Source URL: https://scotthelme.co.uk/lets-encrypt-to-end-ocsp-support-in-2025/
Source: Hacker News
Title: Let’s Encrypt to end OCSP support in 2025
Feedly Summary: Comments
AI Summary and Description: Yes
Summary: The text discusses the significant decision by Let’s Encrypt, the largest Certificate Authority (CA) globally, to discontinue support for the Online Certificate Status Protocol (OCSP) in 2025. It outlines the implications of this move, including concerns around privacy, performance, and reliability of OCSP, while introducing the CRLite system as a potential alternative for revocation checking. This decision marks a pivotal change in SSL/TLS certificate management that could affect website security practices across the internet.
Detailed Description:
– **Let’s Encrypt Announcement**: In December 2024, Let’s Encrypt declared it would end OCSP service support by 2025, having initially announced this intent in July 2024. This is expected to have far-reaching impacts on the broader ecosystem due to Let’s Encrypt’s significant market presence.
– **What is OCSP?**:
– OCSP is designed to check if SSL/TLS certificates are revoked by allowing clients to query the Certificate Authority (CA).
– Revocation can occur if a private key is compromised, allowing attackers to potentially impersonate legitimate sites.
– **Problems with OCSP**:
– **Privacy Concerns**: Querying the CA can expose users’ browsing activity to the CA, compromising user privacy.
– **Performance Issues**: The OCSP check requires multiple network roundtrips, leading to delays in connection establishment.
– **Reliability Concerns**: If the OCSP Responder is down, clients may simply ignore this check and proceed, reducing the value of OCSP.
– **Historical Context**:
– The text highlights past attempts to improve OCSP, including OCSP Stapling, which mitigates some privacy and performance issues but does not effectively address the fundamental challenges.
– **Future of Revocation Checking**:
– The document mentions the introduction of CRLite, a new mechanism utilizing Bloom Filters to address the drawbacks associated with OCSP:
– Solves size issues of Certificate Revocation Lists (CRLs).
– Tackles privacy problems inherent to OCSP.
– Reduces performance costs associated with online checks.
– Avoids creating a single point of failure.
– Rectifies the ‘soft fail’ approach prevalent in existing systems.
– **Implications of Changes**:
– The discontinuation of OCSP could lead to unexpected side effects given its long-standing role in certificate management.

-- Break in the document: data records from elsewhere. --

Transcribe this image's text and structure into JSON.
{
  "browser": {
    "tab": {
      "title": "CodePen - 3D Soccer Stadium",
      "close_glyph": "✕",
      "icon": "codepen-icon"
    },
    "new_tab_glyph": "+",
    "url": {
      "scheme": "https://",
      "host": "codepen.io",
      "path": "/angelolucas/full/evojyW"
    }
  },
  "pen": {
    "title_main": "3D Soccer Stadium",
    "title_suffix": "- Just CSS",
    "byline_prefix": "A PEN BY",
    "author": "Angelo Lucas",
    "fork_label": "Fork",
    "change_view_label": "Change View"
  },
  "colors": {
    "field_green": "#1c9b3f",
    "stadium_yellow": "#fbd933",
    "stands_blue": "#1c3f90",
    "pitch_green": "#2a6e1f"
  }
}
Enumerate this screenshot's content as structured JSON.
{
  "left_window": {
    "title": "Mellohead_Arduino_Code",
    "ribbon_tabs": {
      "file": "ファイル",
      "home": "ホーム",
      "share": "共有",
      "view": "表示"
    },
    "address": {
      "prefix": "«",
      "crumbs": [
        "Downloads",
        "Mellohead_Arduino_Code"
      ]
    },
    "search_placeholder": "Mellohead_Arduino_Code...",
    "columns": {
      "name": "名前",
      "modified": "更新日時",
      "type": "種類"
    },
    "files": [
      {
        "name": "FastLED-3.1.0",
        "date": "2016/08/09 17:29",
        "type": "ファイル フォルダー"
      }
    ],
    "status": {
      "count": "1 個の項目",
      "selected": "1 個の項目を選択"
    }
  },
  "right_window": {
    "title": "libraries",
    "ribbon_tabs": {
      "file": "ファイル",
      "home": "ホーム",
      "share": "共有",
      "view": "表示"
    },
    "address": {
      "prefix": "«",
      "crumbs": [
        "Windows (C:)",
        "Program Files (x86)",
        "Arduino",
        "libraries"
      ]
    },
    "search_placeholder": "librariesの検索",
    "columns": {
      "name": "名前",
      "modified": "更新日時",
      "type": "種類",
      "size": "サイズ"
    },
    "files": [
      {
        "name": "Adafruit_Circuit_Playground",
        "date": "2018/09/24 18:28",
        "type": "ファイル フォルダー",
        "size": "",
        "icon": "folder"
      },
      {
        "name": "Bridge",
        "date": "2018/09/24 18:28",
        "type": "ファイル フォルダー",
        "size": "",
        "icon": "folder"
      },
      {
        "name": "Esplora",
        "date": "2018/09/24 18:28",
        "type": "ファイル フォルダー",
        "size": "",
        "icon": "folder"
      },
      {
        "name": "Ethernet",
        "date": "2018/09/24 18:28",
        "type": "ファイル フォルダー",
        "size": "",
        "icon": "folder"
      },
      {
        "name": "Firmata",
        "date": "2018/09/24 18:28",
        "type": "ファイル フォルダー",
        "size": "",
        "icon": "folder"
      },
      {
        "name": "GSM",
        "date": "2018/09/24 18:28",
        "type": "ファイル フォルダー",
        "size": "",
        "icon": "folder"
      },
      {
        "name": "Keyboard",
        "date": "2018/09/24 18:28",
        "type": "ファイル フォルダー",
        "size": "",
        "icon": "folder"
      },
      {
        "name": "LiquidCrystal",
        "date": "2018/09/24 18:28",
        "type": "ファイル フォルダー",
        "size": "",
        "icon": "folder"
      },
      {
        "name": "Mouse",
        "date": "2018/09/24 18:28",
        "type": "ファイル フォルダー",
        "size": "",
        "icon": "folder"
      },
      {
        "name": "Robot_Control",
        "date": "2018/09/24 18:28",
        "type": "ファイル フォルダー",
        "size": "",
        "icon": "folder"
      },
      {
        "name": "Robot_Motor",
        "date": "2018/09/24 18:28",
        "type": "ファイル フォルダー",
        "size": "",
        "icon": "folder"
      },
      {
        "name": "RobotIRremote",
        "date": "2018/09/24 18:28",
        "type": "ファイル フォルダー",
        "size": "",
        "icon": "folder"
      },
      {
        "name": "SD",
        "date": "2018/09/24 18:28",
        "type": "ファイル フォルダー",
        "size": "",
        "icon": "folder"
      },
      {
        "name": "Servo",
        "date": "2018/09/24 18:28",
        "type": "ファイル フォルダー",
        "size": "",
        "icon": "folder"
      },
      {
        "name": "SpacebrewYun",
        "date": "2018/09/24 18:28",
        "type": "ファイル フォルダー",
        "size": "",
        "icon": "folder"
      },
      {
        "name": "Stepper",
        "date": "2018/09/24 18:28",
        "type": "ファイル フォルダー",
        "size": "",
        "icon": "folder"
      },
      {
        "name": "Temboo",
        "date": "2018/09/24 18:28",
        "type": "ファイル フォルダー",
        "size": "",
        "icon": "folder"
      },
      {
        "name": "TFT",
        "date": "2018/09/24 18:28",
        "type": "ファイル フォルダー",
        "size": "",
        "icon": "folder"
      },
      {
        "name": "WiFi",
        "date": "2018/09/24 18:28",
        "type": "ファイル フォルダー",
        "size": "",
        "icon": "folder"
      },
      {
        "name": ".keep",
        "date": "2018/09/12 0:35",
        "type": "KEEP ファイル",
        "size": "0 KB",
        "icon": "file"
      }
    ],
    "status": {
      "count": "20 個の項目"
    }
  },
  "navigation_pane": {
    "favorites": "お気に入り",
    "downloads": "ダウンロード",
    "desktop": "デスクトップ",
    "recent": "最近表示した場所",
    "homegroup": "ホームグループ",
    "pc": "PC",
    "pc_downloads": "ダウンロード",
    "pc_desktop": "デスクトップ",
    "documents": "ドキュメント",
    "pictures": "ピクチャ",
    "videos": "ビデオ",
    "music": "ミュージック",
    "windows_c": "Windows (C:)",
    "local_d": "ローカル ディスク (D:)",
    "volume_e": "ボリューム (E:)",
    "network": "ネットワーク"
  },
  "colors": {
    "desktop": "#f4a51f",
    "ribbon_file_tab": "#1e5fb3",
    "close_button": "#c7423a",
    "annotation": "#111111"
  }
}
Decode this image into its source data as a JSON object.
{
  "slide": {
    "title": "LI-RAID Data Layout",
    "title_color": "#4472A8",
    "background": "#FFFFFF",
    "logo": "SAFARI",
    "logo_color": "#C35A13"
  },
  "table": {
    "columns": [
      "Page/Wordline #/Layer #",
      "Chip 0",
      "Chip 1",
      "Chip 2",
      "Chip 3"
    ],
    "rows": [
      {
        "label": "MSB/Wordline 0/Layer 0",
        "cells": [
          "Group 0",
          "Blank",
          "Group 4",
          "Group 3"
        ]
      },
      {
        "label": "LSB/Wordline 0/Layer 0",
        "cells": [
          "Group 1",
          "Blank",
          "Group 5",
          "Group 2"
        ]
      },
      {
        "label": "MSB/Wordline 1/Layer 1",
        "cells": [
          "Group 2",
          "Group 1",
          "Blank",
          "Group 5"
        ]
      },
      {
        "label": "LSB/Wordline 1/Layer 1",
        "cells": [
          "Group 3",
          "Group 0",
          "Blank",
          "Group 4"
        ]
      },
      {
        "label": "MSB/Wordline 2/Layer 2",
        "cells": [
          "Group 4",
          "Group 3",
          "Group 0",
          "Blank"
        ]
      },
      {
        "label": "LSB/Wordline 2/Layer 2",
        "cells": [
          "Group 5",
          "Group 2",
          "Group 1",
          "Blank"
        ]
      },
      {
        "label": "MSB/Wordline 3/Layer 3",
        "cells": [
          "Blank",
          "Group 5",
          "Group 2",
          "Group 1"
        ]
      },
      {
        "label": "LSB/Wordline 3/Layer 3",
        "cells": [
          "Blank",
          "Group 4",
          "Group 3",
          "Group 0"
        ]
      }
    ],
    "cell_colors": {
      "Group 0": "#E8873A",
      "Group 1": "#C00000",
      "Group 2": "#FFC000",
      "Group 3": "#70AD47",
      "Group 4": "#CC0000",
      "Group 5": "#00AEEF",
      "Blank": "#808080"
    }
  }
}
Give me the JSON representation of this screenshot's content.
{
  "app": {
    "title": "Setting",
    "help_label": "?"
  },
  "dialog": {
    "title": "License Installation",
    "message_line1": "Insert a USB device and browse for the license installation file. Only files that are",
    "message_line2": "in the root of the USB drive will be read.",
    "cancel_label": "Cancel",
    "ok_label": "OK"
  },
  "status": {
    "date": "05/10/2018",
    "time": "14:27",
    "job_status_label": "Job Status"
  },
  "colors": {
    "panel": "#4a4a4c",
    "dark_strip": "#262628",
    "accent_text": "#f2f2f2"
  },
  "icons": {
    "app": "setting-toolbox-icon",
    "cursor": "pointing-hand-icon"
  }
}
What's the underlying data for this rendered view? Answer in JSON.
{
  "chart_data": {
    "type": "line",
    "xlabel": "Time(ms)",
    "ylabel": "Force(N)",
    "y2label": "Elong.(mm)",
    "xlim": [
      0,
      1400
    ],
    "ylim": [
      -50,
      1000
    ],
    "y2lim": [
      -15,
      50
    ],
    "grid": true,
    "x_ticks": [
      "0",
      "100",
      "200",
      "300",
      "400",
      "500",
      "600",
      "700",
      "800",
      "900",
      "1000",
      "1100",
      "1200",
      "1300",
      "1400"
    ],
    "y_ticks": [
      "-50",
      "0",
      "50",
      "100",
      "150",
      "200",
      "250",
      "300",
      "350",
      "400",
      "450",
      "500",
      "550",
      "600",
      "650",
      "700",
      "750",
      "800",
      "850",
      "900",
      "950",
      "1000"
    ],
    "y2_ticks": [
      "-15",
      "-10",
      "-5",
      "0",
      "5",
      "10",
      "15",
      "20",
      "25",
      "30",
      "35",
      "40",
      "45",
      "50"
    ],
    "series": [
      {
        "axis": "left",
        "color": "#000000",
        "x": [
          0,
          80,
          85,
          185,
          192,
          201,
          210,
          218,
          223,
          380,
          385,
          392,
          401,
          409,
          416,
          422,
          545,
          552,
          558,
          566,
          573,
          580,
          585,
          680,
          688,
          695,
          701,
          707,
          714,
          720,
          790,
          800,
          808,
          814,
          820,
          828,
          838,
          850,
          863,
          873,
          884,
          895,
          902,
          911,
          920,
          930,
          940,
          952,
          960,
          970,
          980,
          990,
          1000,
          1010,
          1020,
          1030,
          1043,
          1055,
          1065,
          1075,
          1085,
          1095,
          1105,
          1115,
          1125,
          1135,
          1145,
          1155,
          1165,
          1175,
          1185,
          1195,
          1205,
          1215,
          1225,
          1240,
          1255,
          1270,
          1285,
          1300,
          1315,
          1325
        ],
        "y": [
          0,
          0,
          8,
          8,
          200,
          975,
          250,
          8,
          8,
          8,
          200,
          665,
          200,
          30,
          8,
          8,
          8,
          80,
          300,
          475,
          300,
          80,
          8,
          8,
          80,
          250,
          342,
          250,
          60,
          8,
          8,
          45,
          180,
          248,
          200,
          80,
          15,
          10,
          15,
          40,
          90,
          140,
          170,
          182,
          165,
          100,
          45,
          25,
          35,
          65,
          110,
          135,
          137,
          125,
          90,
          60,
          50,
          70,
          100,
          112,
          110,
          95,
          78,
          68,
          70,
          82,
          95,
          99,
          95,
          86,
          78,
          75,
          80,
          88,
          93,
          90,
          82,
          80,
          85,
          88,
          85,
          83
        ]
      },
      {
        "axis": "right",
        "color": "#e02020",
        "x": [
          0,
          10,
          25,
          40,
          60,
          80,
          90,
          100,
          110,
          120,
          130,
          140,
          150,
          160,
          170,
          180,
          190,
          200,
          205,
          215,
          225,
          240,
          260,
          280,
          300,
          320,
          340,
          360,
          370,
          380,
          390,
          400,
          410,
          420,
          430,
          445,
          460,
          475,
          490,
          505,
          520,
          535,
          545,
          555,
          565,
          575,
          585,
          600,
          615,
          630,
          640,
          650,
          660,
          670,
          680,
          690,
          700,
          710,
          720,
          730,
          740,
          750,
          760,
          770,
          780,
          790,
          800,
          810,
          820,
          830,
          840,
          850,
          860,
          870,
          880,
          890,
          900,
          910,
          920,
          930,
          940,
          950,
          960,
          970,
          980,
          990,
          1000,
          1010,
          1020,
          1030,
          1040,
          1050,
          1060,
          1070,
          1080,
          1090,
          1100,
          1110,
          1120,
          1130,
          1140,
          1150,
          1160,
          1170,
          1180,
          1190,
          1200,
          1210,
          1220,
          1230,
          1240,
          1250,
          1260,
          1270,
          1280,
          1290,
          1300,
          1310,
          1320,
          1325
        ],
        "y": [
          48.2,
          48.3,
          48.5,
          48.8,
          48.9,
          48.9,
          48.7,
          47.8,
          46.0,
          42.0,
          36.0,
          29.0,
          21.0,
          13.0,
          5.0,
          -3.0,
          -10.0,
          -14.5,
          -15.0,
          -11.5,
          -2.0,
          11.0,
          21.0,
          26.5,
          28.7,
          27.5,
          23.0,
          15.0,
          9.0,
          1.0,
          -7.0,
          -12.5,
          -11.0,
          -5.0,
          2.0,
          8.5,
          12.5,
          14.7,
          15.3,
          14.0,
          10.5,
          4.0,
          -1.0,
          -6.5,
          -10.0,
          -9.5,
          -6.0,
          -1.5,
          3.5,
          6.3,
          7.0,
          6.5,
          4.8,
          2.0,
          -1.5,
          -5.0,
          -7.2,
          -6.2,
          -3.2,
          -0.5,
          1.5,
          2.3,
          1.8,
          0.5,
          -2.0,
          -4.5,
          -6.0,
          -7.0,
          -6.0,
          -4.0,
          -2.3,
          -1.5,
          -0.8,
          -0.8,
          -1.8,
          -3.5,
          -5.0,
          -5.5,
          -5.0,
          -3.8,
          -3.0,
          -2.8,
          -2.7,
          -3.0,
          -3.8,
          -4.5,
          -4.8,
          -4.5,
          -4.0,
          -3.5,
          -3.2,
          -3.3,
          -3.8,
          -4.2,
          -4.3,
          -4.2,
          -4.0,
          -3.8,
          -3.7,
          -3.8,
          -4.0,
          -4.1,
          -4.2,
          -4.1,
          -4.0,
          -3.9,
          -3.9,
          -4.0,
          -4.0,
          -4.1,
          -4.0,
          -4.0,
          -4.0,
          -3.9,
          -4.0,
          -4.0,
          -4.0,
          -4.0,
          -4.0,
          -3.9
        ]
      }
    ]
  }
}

– The reliance on OCSP has been high, and with its removal, there are potential ramifications for existing practices and expectations within the industry.
– **Financial Context for Certificate Authorities**:
– The article notes the significant volume of OCSP requests processed weekly by Let’s Encrypt, amounting to billions of CDN and origin hits, and highlights the cost concerns for non-profit CAs reliant on sponsorships.
Ultimately, the shift away from OCSP toward a potential framework like CRLite signals a necessary evolution in certificate validation mechanisms, prompting security and compliance professionals to re-evaluate their SSL/TLS practices in light of these changes. It emphasizes a move toward enhanced privacy and performance, aligning with broader trends in the cybersecurity landscape.